Tries (Prefix Trees)
A trie is a tree where each node represents a character, and paths from root to leaf spell out strings. They're optimized for prefix-based lookups.
root
/ | \
c d t
| | |
a o h
| | |
t g e
This trie stores "cat", "dog", "the". Looking up a word of length k takes O(k) time, regardless of how many words are in the trie.
Use tries for: autocomplete (find all words with prefix "ca"), spell checking, IP routing tables, dictionary implementations. If you've ever wondered how search bars suggest completions as you type, tries (or compressed variants like radix trees) are the answer.
Choosing the Right Structure
The decision tree I use:
- Need ordered, index-based access? → Array
- Need fast lookup by key? → Map or object
- Need fast membership checks? → Set
- Need LIFO access? → Stack (array with push/pop)
- Need FIFO access? → Queue (array or linked list)
- Need sorted data with fast insert/search? → Balanced BST or sorted array + binary search
- Need the min or max at all times? → Heap
- Need to model relationships/connections? → Graph
- Need prefix-based string lookups? → Trie
The wrong data structure doesn't just make code slow—it makes it awkward. When you're fighting the structure to express your logic, that's a signal to reconsider your choice. The right structure makes the algorithm obvious.
The Pragmatic Takeaway
You don't need to implement a red-black tree from scratch to be an effective engineer. But you do need to know that it exists, what it's good for, and when to reach for it (or for the library that uses it internally).
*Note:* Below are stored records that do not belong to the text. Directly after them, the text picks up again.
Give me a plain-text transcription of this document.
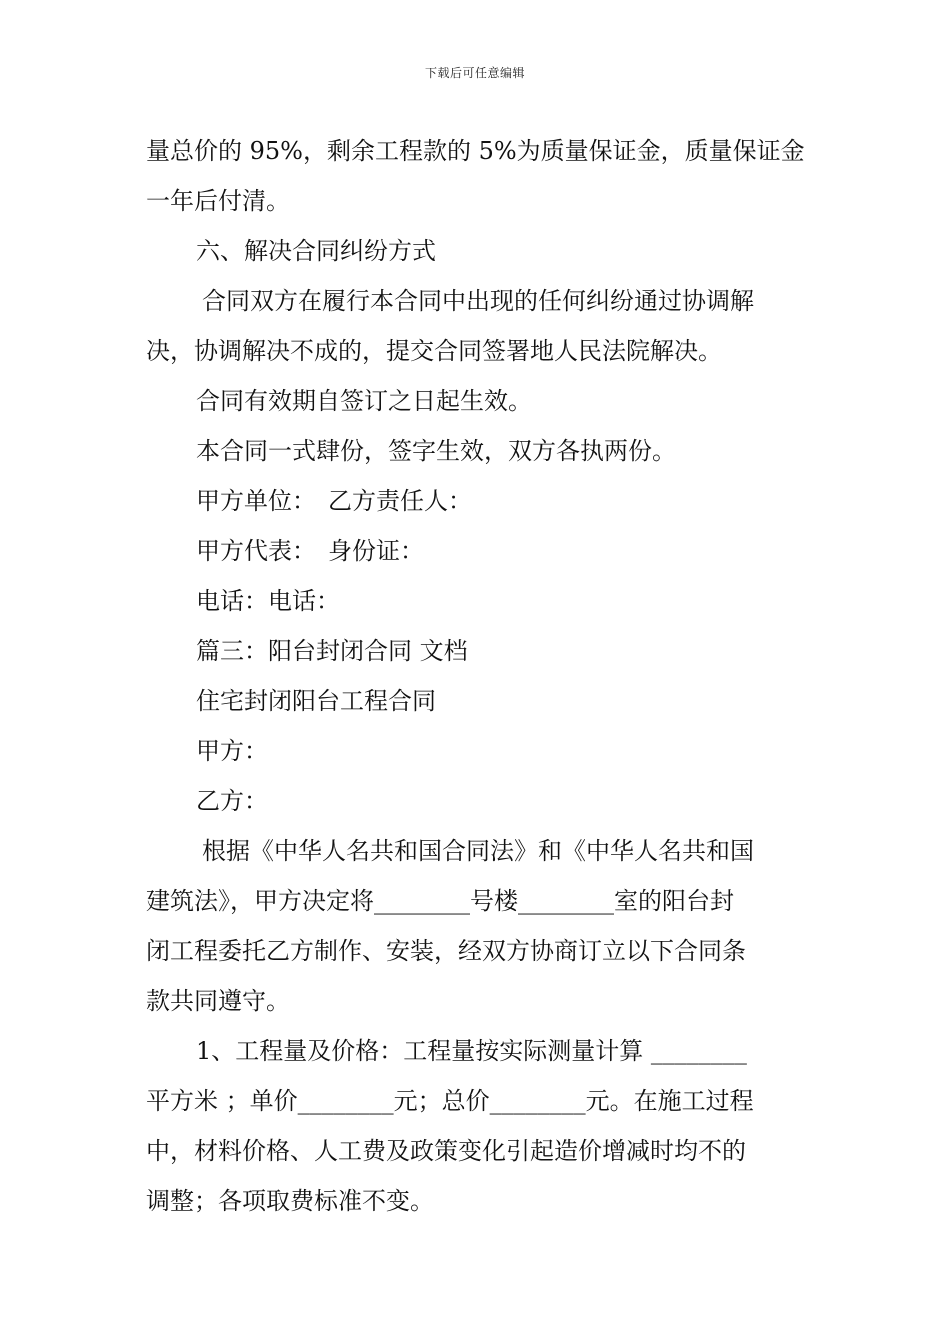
下载后可任意编辑
量总价的 95%，剩余工程款的 5%为质量保证金，质量保证金
一年后付清。
六、解决合同纠纷方式
合同双方在履行本合同中出现的任何纠纷通过协调解
决，协调解决不成的，提交合同签署地人民法院解决。
合同有效期自签订之日起生效。
本合同一式肆份，签字生效，双方各执两份。
甲方单位：　乙方责任人：
甲方代表：　身份证：
电话：电话：
篇三：阳台封闭合同 文档
住宅封闭阳台工程合同
甲方：
乙方：
根据《中华人名共和国合同法》和《中华人名共和国
建筑法》，甲方决定将________号楼________室的阳台封
闭工程委托乙方制作、安装，经双方协商订立以下合同条
款共同遵守。
1、工程量及价格：工程量按实际测量计算 ________
平方米 ；单价________元；总价________元。在施工过程
中，材料价格、人工费及政策变化引起造价增减时均不的
调整；各项取费标准不变。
Most application code runs on arrays, maps, and sets. Master those three—especially knowing when to convert between them—and you'll solve 90% of performance problems related to data access patterns. The remaining 10% is when trees, heaps, graphs, and tries go from "textbook knowledge" to "the thing that saved my feature."
Data structures are the vocabulary of efficient code. Algorithms are the sentences. You need both, but the vocabulary comes first.